Alala Batukana Tempura, a vibrant dish hailing from [mention region or origin if known], offers a delightful fusion of crispy tempura and the unique flavors of alala batukana (assuming this is a specific ingredient, otherwise replace with a descriptive name). This lesser-known delicacy promises a culinary adventure, showcasing the surprising versatility of tempura beyond the usual seafood and vegetables. Imagine the satisfying crunch of perfectly fried batter enveloping tender, flavorful alala batukana – a sensory experience that will leave you wanting more. The distinctive taste profile, a balance of [mention dominant flavor profiles, e.g., savory, sweet, spicy], makes this recipe a captivating exploration of culinary possibilities.
This recipe unveils the secrets to achieving the perfect Alala Batukana Tempura, ensuring a consistently crisp exterior and a succulent interior. Ready to embark on this exciting cooking journey? Let's dive into the detailed, step-by-step instructions to recreate this extraordinary dish in your own kitchen.
Tools Needed
- Pot
- Spoon
Ingredients
- Hybrid beef patty (or pressed beef patty)
- Bananas (pressed)
- Midis: 1 teaspoon
- Turmeric: 1/2 teaspoon
- Salt: a pinch
- Dried apricots
- Coconut flakes
- Dried fish (e.g., Keeramin)
- White onion or ramba kochchi
- Green chilies
- Water
- Vegetables
Step-by-Step Instructions
Step 1. Prepare the Filling
- Cut the pressed bananas (remove the middle part and use the yellow part) and hybrid beef patty.
- Add midis (1 teaspoon), turmeric (1/2 teaspoon), a pinch of salt, and dried apricots. Mix well.
- Add chopped white onion or ramba kochchi (optional) and green chilies (optional).



Step 2. Fry the Aromatics
- Heat coconut flakes in a pot until the oil is hot. Add dried fish and fry.
- Simmer everything in the oil for a while.

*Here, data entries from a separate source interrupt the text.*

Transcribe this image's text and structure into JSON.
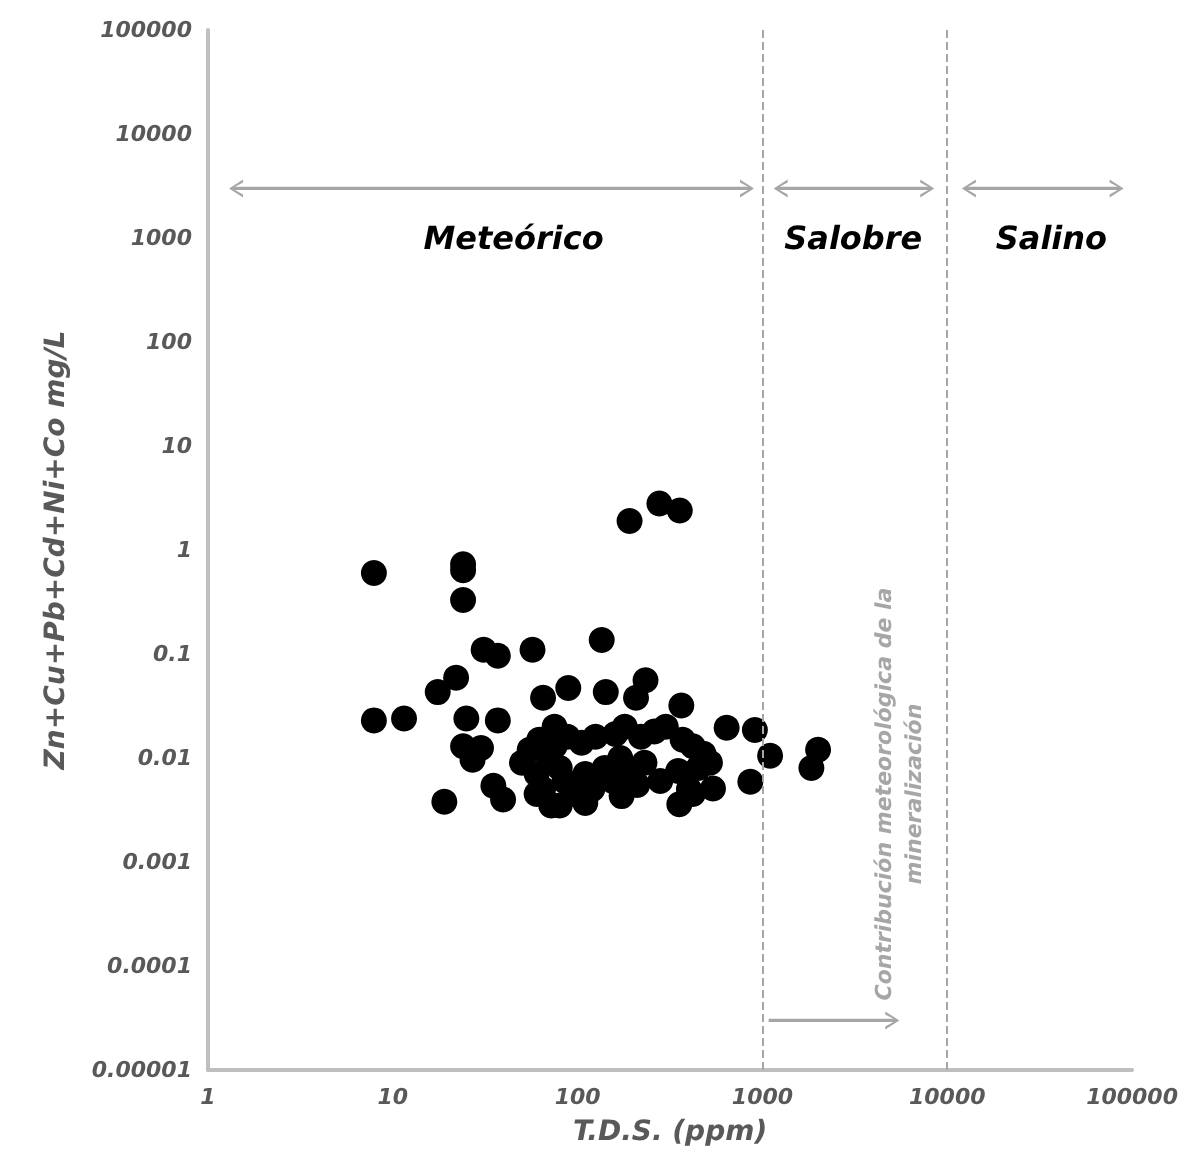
{
  "chart_data": {
    "type": "scatter",
    "xlabel": "T.D.S. (ppm)",
    "ylabel": "Zn+Cu+Pb+Cd+Ni+Co mg/L",
    "log": "xy",
    "xlim": [
      1,
      100000
    ],
    "xticks": [
      1,
      10,
      100,
      1000,
      10000,
      100000
    ],
    "ylim": [
      1e-05,
      100000
    ],
    "yticks": [
      {
        "value": 1e-05,
        "label": "0.00001"
      },
      0.0001,
      0.001,
      0.01,
      0.1,
      1,
      10,
      100,
      1000,
      10000,
      100000
    ],
    "grid": false,
    "marker": "circle",
    "ref_lines": [
      {
        "axis": "x",
        "value": 1000,
        "color": "#a6a6a6",
        "line_style": "dashed"
      },
      {
        "axis": "x",
        "value": 10000,
        "color": "#a6a6a6",
        "line_style": "dashed"
      }
    ],
    "annotations": [
      "Meteórico",
      "Salobre",
      "Salino",
      "Contribución meteorológica de la mineralización"
    ],
    "series": [
      {
        "color": "#000000",
        "x": [
          7.9,
          24,
          24,
          24,
          31,
          37,
          22,
          17.5,
          7.9,
          11.5,
          25,
          37,
          24,
          30,
          27,
          35,
          39.5,
          19,
          191,
          277,
          357,
          57,
          135,
          89,
          65,
          142,
          233,
          364,
          207,
          640,
          910,
          1100,
          2000,
          1840,
          860,
          540,
          173,
          355,
          50,
          55,
          60,
          62,
          65,
          70,
          72,
          75,
          80,
          85,
          88,
          95,
          105,
          110,
          120,
          125,
          140,
          155,
          160,
          170,
          180,
          210,
          220,
          230,
          260,
          280,
          350,
          370,
          400,
          420,
          450,
          480,
          520,
          80,
          110,
          60,
          420,
          75,
          180,
          300
        ],
        "values": [
          0.6,
          0.73,
          0.64,
          0.33,
          0.11,
          0.096,
          0.059,
          0.043,
          0.023,
          0.024,
          0.024,
          0.023,
          0.013,
          0.0125,
          0.0096,
          0.0054,
          0.004,
          0.0038,
          1.9,
          2.8,
          2.4,
          0.11,
          0.136,
          0.047,
          0.038,
          0.043,
          0.056,
          0.032,
          0.038,
          0.0195,
          0.0186,
          0.0105,
          0.012,
          0.008,
          0.0059,
          0.0051,
          0.0043,
          0.0036,
          0.009,
          0.012,
          0.007,
          0.015,
          0.005,
          0.01,
          0.0035,
          0.013,
          0.008,
          0.006,
          0.016,
          0.0045,
          0.014,
          0.007,
          0.005,
          0.016,
          0.008,
          0.006,
          0.017,
          0.01,
          0.007,
          0.0055,
          0.016,
          0.009,
          0.018,
          0.006,
          0.0075,
          0.015,
          0.005,
          0.013,
          0.008,
          0.011,
          0.009,
          0.0035,
          0.0037,
          0.0045,
          0.0045,
          0.02,
          0.02,
          0.02
        ]
      }
    ]
  }
}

Step 3. Simmer the Tempura
- Add vegetables and a little water (no coconut milk needed). Let it simmer.
- Close the pot and let the tempura simmer for a while.


Read more: Crispy Garlic Green Beans: A Mom's Recipe
Tips
- Don't add too much salt because of the dried apricots.
- Ramba kochchi is optional.
Nutrition
- N/A
FAQs
1. Can I use a different type of eggplant?
Yes! Japanese eggplants or even regular globe eggplants will work, but Thai eggplants have the best texture for tempura. Just be sure to salt them to draw out excess moisture before frying.
2. What if my tempura batter is too thick or too thin?
If it's too thick, add a little more ice water, a teaspoon at a time. If it's too thin, add a bit more flour, mixing gently until the desired consistency is reached. The batter should be slightly thicker than pancake batter.
This easy Thai eggplant tempura recipe delivers a delightful combination of crispy texture and savory flavor, all without the need for coconut milk. Enjoy this delicious dish as a snack, appetizer, or side to any meal. Now go forth and create your own perfectly crunchy, flavorful tempura!